Gao Taihao Energy’s “zero-code architecture platform” achieves rapid iteration of photovoltaic–storage–charging functions by software-defined hardware. The platform supports 2–3 PV feed-in lines and dynamically allocates green power to prioritize meeting load demands, boosting green-power consumption efficiency in industrial parks by 25%. This collaborative innovation model spanning software and hardware is giving rise to a new industrial ecosystem: upstream chip design, mid-tier dynamically reconfigurable hardware, and a top-level open operating system together form a complete technological closed loop, driving the industry value chain toward the “digital enablement” segment.

## V. Future Outlook: Dual Momentum of Technology-Driven Innovation and Value Creation

As the electricity spot market accelerates across the board, the energy storage industry is entering a phase of high-quality development. Comprehensive in-house R&D capabilities, scenario-specific deployment expertise, and ecosystem-building capacity will become the core competitive advantages that enable companies to navigate industry cycles. GaoTai HaoNeng’s 15 years of technological accumulation and market positioning, coupled with YunChu New Energy’s chip-level innovation, both underscore the viability of a dual-engine model driven by technology and value creation.

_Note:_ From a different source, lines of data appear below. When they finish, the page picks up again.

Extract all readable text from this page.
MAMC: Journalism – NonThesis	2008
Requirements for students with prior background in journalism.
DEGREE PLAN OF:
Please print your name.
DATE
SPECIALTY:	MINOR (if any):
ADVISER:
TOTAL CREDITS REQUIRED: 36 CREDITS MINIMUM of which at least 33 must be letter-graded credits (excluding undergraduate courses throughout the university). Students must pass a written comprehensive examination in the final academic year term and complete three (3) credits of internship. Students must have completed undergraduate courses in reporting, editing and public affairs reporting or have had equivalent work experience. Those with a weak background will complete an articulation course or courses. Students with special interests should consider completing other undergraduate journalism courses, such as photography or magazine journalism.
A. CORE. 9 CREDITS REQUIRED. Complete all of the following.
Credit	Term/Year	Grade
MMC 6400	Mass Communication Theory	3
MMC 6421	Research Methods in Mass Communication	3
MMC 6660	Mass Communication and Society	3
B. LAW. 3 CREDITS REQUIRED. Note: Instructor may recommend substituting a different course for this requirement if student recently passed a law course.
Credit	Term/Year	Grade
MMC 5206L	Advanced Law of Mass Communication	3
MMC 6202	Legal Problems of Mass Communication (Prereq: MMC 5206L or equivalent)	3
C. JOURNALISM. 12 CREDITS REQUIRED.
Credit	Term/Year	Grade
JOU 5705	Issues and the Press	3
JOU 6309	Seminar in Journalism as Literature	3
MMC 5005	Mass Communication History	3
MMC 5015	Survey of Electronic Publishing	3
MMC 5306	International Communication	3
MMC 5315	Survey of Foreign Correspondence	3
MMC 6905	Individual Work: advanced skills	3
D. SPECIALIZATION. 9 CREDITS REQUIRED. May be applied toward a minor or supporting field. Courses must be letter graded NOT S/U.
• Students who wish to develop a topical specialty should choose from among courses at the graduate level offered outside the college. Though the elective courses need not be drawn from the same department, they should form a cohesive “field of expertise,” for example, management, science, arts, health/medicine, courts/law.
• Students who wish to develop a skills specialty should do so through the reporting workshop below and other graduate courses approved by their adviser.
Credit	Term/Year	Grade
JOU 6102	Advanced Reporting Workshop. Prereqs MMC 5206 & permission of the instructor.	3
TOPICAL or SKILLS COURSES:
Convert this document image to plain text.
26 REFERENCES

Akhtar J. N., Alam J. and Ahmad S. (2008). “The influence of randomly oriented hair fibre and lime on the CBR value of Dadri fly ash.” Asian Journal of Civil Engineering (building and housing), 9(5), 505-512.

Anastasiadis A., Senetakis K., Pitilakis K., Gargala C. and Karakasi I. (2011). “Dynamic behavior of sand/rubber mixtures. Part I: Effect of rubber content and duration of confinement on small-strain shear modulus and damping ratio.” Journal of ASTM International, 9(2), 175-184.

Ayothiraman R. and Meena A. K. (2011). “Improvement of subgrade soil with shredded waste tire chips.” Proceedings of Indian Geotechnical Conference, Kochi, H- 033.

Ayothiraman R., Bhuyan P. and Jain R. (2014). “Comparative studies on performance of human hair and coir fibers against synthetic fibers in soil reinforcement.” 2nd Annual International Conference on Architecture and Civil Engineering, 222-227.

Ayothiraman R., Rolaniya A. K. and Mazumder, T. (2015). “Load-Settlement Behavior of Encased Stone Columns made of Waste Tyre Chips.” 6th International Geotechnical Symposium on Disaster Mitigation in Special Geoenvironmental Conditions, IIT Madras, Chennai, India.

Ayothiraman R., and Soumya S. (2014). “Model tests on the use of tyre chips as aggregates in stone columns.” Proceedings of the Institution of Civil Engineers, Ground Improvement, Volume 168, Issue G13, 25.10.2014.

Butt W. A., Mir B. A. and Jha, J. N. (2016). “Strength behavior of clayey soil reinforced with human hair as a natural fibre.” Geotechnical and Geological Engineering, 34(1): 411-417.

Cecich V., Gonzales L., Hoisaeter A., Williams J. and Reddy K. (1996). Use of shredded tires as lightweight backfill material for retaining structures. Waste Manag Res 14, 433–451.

Looking ahead, energy-storage BMSs will evolve along three major trajectories: first, increasing standardization, which will drive the industry’s transition from a fragmented landscape of “thousands of vendors with thousands of proprietary solutions” toward unified protocols; second, a quantum leap in intelligence, with AI algorithms spanning the entire value chain—from cell-health prediction to grid dispatch; and third, innovation in business models, with closed-loop, full-lifecycle service offerings—such as Xineng’an’s “Anxin” solution—emerging as the norm. In this technological revolution, companies that master end-to-end digital capabilities will take the lead in shaping the standards and value distribution for the next generation of energy-storage systems.